If Eldorado were able to make a 'resignation statement' on Friday, it would, I think, make the Lamontian points that it had been driven out by the media and the real culpability was deeper in the culture of the organisation of which it had been a part. (Although Eldorado at least has the consolation that its superiors - Jonathan Powell, the ex-BBC 1 controller, and Peter Cregeen, the ex-head of series, were brought down with it.)

That's Life] - Esther Rantzen's series on BBC 1 that is to be cancelled after 21 years - is the Margaret Thatcher of television. Considered appalling by liberals and the educated middle-classes, it proved irritatingly popular among the C2s, who regarded its central visionary as a woman of almost saintly stature. But, hoping to go on and on, she eventually received a visitation from the 'men in suits' (Armani and Paul Smith suits on this occasion, as the programme's killers were John Birt and Alan Yentob), who persuaded her to go, pointing to a decline in popularity. The audience for That's Life] is roughly half what it was at its peak.

But the fall in audiences for That's Life] also illustrates the changes in British society and television since the programme's debut in the early Seventies.

That's Life] has its origins in a more innocent age. The fact that a mutant supermarket tomato might, in a certain light and held at a particular angle, mildly resemble a penis, or that the owner of a stationery shop was called Mr Blotter - the kind of humorous stuff on which That's Life] thrived - was regarded as slightly dangerous humour, perhaps even a kind of satire. The consumer campaigns that were the series' second element, essentially concerned mild corporate skulduggery or impoliteness.

The disparate ingredients of the series sat unconventionally, but not bizarrely, together. But the world has got harder and nastier. Perhaps because of this, television entertainment programmes of the Nineties - sociologists may wish to note - have tended to involve some element of con, humiliation, revenge and risk. These qualities all feature, to some degree, in the programming inventions of Noel Edmonds, Chris Tarrant and Chris Evans: television's new presentational holy trinity.

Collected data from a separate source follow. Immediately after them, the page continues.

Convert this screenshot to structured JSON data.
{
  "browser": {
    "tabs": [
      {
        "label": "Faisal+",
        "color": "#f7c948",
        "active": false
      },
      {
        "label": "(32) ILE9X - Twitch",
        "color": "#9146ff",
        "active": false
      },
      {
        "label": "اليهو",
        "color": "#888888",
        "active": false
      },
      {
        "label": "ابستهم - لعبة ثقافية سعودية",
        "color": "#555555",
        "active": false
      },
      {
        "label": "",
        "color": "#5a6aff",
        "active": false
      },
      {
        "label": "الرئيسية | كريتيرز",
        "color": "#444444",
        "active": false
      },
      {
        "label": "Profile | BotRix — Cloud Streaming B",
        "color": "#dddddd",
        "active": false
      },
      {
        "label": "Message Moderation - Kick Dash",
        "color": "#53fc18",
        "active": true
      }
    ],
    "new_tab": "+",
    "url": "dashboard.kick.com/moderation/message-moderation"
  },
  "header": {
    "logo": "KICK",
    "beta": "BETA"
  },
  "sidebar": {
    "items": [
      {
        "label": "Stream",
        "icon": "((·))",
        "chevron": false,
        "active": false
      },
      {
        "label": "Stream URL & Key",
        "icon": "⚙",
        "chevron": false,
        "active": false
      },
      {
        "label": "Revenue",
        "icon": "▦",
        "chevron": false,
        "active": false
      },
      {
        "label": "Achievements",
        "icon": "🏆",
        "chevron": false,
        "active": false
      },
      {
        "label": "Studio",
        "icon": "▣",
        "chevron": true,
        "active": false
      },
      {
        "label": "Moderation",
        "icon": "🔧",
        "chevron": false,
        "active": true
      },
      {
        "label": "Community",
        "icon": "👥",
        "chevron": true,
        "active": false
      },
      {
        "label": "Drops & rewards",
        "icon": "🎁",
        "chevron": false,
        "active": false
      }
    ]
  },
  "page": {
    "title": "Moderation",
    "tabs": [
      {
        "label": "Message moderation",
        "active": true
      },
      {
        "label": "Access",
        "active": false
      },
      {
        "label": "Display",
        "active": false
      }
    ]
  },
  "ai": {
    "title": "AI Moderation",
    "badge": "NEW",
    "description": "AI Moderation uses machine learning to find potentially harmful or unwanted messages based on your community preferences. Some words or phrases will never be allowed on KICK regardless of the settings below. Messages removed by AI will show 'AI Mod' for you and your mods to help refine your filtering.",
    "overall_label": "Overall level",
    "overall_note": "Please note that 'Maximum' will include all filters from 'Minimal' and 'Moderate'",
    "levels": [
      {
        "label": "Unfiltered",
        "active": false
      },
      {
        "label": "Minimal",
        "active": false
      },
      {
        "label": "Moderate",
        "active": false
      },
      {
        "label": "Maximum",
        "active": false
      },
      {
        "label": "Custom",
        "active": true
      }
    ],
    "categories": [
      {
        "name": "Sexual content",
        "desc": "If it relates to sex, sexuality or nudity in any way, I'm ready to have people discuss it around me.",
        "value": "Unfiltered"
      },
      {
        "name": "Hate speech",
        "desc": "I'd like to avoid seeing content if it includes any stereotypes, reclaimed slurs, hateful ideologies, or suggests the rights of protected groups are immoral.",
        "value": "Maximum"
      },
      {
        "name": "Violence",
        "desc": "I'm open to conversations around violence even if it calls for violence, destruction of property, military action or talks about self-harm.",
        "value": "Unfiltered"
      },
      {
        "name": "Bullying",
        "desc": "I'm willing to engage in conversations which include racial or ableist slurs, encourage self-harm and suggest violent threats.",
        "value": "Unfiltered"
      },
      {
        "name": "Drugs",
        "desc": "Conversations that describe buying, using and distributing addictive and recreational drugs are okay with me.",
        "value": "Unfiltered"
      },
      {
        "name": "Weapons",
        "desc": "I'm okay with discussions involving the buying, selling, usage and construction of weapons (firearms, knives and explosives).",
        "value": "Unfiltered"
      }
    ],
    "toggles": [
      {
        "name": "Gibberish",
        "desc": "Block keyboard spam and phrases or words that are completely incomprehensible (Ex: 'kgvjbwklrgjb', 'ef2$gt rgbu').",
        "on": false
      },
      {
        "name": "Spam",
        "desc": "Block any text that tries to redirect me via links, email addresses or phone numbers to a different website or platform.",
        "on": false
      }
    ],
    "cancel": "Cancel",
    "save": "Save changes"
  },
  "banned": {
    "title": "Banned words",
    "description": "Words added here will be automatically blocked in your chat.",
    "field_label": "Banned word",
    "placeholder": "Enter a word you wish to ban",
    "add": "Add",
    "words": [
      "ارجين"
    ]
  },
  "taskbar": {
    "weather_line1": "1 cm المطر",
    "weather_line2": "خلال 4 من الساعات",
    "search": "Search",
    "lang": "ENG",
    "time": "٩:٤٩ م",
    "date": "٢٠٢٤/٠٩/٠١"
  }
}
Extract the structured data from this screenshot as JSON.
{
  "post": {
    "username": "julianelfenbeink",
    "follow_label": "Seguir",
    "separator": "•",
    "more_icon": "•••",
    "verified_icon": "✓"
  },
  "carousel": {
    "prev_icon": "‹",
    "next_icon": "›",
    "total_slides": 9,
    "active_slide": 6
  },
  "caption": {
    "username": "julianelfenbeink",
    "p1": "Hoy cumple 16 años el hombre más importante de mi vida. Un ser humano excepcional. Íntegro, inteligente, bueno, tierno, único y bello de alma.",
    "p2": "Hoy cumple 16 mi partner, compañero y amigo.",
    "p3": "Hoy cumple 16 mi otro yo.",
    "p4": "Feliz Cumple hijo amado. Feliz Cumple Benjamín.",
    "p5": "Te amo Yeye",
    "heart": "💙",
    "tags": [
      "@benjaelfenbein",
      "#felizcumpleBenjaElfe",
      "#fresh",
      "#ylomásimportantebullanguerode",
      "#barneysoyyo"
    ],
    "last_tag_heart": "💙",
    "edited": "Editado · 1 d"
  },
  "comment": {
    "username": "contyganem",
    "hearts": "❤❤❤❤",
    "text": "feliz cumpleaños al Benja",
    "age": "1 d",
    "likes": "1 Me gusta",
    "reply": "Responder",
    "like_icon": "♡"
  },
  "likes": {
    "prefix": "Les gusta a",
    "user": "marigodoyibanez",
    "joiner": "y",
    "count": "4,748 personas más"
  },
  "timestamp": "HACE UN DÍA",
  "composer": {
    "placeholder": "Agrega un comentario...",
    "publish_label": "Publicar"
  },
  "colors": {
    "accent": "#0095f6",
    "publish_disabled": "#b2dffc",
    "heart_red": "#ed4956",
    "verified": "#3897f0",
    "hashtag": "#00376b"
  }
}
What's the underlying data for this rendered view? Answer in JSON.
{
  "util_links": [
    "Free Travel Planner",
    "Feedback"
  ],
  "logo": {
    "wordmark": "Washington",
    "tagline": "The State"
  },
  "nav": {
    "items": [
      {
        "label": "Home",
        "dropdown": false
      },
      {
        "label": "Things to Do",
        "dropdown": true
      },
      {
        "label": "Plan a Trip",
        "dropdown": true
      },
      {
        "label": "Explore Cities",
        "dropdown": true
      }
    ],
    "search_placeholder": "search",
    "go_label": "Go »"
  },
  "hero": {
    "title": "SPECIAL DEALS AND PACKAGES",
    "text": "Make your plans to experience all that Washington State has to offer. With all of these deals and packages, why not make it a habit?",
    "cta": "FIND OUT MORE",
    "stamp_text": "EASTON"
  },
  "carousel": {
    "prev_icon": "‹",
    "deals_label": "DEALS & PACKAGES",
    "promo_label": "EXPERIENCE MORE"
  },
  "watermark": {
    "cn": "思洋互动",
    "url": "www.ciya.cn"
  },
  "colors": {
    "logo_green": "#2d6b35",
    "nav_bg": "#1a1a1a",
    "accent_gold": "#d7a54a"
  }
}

Alternate sincerity and whimsy - as practised by Esther Rantzen - now mainly gladden grannies. Her attempts to admit the darkness of modern life to the programme - through campaigns against child abuse and bullying - merely underlined the fatuity of the jolly material with which it was interleaved. It has always seemed clear to me, although Ms Rantzen disagrees, that the same format cannot easily contain jokes about phallic carrots and items about child abuse.

It would be wrong to push the parallels too far. Margaret Thatcher's ruinous adherence to the poll tax and Esther Rantzen's obsessive quest for a dog able to say 'sausages' are not exactly analogous. However, both examples are case studies of grand dames, warmed by the echoes of old applause, failing to detect a shift in the cultural climate. Nor do I think we can entirely rule out Dame Esther making pointed observations in the future about the difficulty the younger generation seems to be having replacing her.

The third example - ITN's News At Ten - does not resemble a politician. The proper comparison here is with HM The Queen. Both are national institutions of far more symbolic than actual significance. The politicians fighting to save the programme's current 10pm slot might like to explain exactly what is so indispensable about its present timing, apart from tradition. After all, a 6.30 or 7pm position (among those being suggested) would offer a potentially larger audience, being closer to peak-time. We are told that American news would be lost, but perhaps these politicians can provide us with a list of all the late-breaking US stories that have been on News At Ten in the past few months.

And, if John Major is so 'unhappy' with attempts to move News At Ten, why did he preside over a system which - by vastly raising the price of a third channel licence - encouraged ITV companies to maximise profits? Ingrained national habits - symbolic constancies - can be changed, as Mr Major acknowledged when he persuaded the Queen to pay tax. Expecting News At Ten to pay its way is no less an initiative of his own.